Just because there are two ways to accomplish a result, they need not infringe on one another--nor block one another.

Only two ways? Haven't I been stating on this thread that there are an infinite ways from point A to point B. The straight line does not necessarily have to be the easist way. I think you, and possibly all on this thread, need to re-evaluate Qualcomm's broad coverage.

As I stated to Clark, the US is 'first to invent'. Ericsson has foreign priority dating back to 14 June 1988, which means that any and all 'prior art' must pre-date this priority date. If Qualcomm has a piece of prior art that was published with one year of the '528 patent's priority date, all Ericsson has to do is file an affadavit along with evidence proving that the date of invention is before the prior art date.

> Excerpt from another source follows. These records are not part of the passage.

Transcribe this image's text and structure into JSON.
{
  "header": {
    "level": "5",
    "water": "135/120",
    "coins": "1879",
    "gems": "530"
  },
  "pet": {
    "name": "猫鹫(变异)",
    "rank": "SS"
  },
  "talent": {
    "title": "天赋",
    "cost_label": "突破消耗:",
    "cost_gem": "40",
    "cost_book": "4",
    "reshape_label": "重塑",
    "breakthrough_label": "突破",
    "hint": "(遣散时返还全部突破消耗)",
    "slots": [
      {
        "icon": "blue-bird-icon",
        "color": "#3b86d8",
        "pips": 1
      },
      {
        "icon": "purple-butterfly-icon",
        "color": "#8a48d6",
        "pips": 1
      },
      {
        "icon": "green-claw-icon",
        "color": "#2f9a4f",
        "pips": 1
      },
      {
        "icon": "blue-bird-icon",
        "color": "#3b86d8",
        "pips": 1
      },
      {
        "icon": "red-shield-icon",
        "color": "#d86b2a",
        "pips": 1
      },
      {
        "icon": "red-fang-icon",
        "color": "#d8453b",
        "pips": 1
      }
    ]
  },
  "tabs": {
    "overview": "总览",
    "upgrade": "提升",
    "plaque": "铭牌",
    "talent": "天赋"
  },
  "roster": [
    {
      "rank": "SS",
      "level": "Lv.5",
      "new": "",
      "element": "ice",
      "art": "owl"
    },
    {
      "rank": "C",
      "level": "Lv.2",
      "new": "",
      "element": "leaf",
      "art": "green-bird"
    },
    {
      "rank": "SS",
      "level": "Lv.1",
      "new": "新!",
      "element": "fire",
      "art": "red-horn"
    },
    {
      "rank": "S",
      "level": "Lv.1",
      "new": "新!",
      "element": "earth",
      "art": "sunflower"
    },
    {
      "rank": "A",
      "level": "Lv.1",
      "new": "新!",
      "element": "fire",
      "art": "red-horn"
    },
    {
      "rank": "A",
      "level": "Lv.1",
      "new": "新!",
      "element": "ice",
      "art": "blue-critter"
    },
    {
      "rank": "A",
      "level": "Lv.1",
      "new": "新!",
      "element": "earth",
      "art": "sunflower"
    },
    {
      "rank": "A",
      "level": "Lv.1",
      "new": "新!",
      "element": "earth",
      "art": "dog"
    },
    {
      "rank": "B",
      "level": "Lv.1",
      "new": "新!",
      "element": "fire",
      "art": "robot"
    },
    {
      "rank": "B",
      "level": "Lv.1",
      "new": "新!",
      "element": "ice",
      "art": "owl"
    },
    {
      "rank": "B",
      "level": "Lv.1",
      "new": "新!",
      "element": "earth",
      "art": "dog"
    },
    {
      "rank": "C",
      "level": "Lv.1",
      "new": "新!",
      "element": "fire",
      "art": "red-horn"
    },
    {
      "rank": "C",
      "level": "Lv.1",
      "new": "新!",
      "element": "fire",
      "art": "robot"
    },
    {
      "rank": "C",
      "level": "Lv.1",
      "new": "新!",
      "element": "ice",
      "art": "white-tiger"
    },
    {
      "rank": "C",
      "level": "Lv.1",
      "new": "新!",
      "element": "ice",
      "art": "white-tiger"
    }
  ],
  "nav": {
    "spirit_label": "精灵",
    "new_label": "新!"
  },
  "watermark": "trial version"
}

the Ericy method might "work" but not efficiently or practically under cdma.

One receives a patent for functionality, however efficiency runs under an unexpected results. See Graham V. John Deere.

The fact is you can't monopolize through patent protection the concept of handing off from one cell to another but only the precise method used, and small differences in how it's accomplished can make a big difference as to whether it works in an acceptable manner in the real world.

Read the claims of the '528 patent. JGoren, you might be an attorney, you might be a good or great attorney. However, you are not an IP (Intellectual Property) attorney. How quickly the arguments change. More than one way to go from point A to B, huh?

As I recall, both you and The Profit, accused me of 'practicing law without a license', it appears that you are trying to practice IP Law without a license and one needs to be licensed before the PTO to practice before the Office.